研究チームは米国国立電波天文台が運用する、世界最大級のVLBI専用観測網Very Long Baseline Arrayを用いて、おとめ座Aのジェット根元を多周波相対VLBI観測しました。その結果、おとめ座Aの中心部に潜む超巨大ブラックホールの居場所を約20マイクロ秒角(1度角の1億8千万分の1)という精度で突き止めることに成功したのです。これは予想されるブラックホール直径のわずか2倍にまで迫るというかつてない精度です。
さらに、突き止めたブラックホールの居場所は43GHzで観測された見かけジェットの根元の位置から僅か0.02光年(予想されるブラックホール直径の7倍に相当)しか離れていないことがわかりました。
(画像クレジット:(左上段左)Sloan Digital Sky Suvey, (左上段右) NASA and the Hubble Heritage Team, (右、想像図)国立天文台/AND You Inc.)

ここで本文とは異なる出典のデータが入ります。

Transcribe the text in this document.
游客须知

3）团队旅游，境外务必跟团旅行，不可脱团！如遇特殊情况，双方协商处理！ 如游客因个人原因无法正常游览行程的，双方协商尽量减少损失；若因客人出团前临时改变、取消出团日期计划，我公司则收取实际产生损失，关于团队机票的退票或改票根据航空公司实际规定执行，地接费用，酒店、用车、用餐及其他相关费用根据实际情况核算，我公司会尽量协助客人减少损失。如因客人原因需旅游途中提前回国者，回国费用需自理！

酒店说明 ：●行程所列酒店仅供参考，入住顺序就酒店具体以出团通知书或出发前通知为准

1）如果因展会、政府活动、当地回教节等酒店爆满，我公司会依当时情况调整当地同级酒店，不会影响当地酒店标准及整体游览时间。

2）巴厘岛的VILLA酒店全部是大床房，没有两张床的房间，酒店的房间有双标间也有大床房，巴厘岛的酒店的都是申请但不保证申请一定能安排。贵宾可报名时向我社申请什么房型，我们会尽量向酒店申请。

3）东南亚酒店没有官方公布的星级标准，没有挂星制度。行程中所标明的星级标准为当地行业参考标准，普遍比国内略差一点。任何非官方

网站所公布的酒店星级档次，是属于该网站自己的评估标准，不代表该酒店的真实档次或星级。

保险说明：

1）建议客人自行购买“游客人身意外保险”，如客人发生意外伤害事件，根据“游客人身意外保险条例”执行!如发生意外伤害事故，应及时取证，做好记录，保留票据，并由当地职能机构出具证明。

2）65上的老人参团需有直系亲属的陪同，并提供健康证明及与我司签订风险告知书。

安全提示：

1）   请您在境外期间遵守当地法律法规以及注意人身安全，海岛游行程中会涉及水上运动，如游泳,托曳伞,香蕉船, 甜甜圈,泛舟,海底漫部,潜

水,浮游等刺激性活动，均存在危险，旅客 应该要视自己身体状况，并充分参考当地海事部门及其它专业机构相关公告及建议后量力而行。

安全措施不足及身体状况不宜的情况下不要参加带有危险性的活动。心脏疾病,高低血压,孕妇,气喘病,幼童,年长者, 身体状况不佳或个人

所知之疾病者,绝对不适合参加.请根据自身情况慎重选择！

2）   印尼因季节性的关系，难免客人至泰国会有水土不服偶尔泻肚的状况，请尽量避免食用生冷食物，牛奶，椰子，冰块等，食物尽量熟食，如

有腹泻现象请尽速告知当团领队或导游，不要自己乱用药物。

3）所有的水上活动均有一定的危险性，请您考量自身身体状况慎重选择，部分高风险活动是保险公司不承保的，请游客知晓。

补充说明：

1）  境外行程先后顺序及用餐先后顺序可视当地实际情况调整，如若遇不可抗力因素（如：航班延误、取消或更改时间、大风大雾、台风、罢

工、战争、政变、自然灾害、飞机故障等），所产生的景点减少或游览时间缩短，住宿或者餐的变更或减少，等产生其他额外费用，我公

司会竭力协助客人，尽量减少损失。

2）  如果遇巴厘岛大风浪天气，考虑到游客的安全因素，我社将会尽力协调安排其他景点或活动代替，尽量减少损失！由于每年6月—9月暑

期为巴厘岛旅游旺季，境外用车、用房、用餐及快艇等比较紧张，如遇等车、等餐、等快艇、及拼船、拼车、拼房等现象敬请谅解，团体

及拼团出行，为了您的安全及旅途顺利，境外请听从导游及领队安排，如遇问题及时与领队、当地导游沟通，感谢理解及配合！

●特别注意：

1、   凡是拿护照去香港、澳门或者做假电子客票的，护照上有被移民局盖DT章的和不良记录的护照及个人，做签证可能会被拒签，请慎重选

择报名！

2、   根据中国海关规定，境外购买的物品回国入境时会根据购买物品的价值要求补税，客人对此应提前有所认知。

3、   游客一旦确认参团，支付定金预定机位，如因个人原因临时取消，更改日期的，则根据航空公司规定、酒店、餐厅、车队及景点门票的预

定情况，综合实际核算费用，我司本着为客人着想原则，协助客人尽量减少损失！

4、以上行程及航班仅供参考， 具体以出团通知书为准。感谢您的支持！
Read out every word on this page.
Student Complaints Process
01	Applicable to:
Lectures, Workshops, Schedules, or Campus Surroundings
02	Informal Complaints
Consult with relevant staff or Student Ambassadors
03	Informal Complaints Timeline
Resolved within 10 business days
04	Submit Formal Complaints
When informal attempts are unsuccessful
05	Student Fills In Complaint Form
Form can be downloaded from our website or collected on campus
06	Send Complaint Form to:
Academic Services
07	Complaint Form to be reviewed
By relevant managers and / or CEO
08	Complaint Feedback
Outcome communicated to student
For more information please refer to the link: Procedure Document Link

ブラックホールが潜むジェットの源流へと遡る様子。左が模式図(画像クレジット:国立天文台/AND You Inc.)、右が今回の測定データ。周波数が高くなるにつれ、ジェットの「見かけの根元」が源流へとシフトしていく。この「見かけの根元がずれていく様子」を高い精度で測定することで、源流の場所を正確に突き止めることに成功しました。